Human Factors | 1986
James N. MacGregor; Eric S. Lee; Newman Lam
The paper investigates the issue of the optimal number of alternatives that should be placed on database menu pages. A previous search-time model (Lee and MacGregor, 1985) is extended by proposing a criterion-based decision model, which makes predictions about how the number of alternatives affects the search process and the pattern of errors that will result. An experimental test of the model largely supported the predictions and indicated that with naive users the optimal number of alternatives per page is four to five. These values resulted in the shortest search times, the highest success rates, and the highest preference rankings.
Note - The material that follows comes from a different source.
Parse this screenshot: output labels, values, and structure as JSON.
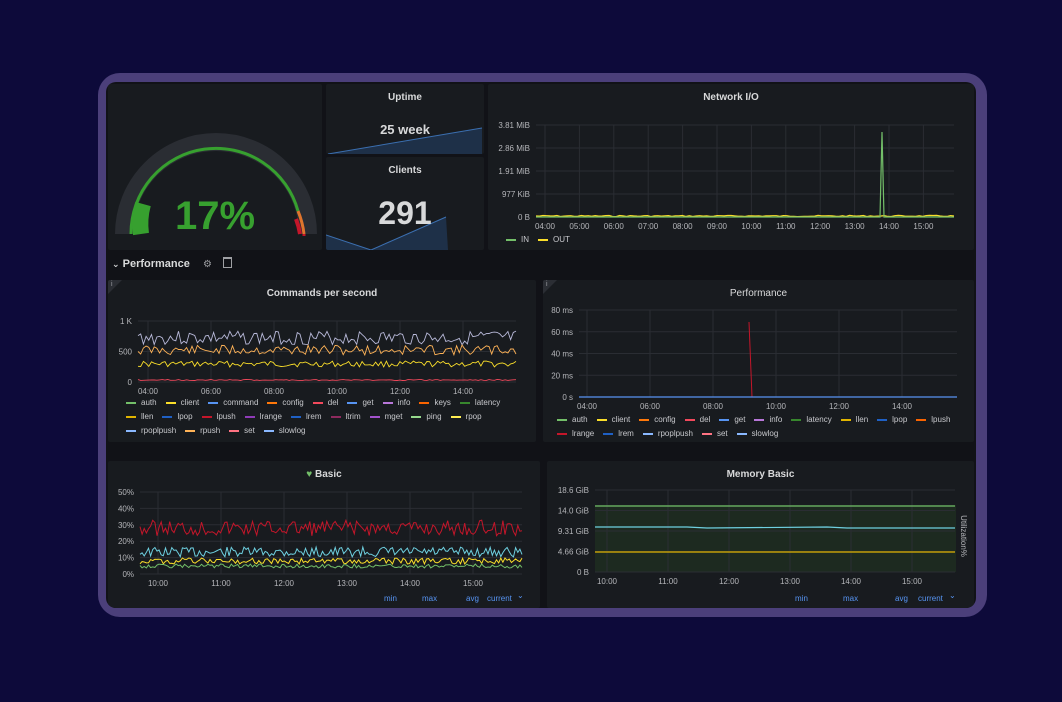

The Journal of Problem Solving | 2011
Yun Chu; James N. MacGregor
The article provides a review of recent research on insight problem-solving performance. We discuss what insight problems are, the different types of classic and newer insight problems, and how we can classify them. We also explain some of the other aspects that affect insight performance, such as hints, analogs, training, thinking aloud, and individual differences. In addition, we describe some of the main theoretical explanations that have been offered. Finally, we present some measures of insight and relevant neuroscience contributions to the area over the last decade.
Perception | 1999
James N. MacGregor; Thomas C. Ormerod; Edward P. Chronicle
The travelling salesperson problem (TSP) provides a realistic and practical example of a visuo-spatial problem-solving task. In previous research, we have found that the quality of solutions produced by human participants for small TSPs compares well with solutions from a range of computer algorithms. We have proposed that the ability of participants to find solutions reflects the natural properties of human perception, solutions being found through global perceptual processing of the problem array to extract a best figure from the TSP points. In this paper, we extend the study of human performance on the task in order to understand further how human abilities are utilised in solving real-world TSPs. The results of experiment 1 show that high levels of solution quality are maintained in solving larger TSPs than had been investigated previously with human participants, and that the presence of an implied real-world context in the problems has no effect upon performance. Experiment 2 demonstrated that the presence of regularity in the point layout of a TSP can facilitate performance. This was confirmed in experiment 3, where effects of the internality of point clusters were also found. All three experiments were consistent with a global, perceptually based approach to the problem by participants. We suggest that the role of perceptual processing in spatial problem-solving is an important area for further research in both theoretical and applied domains.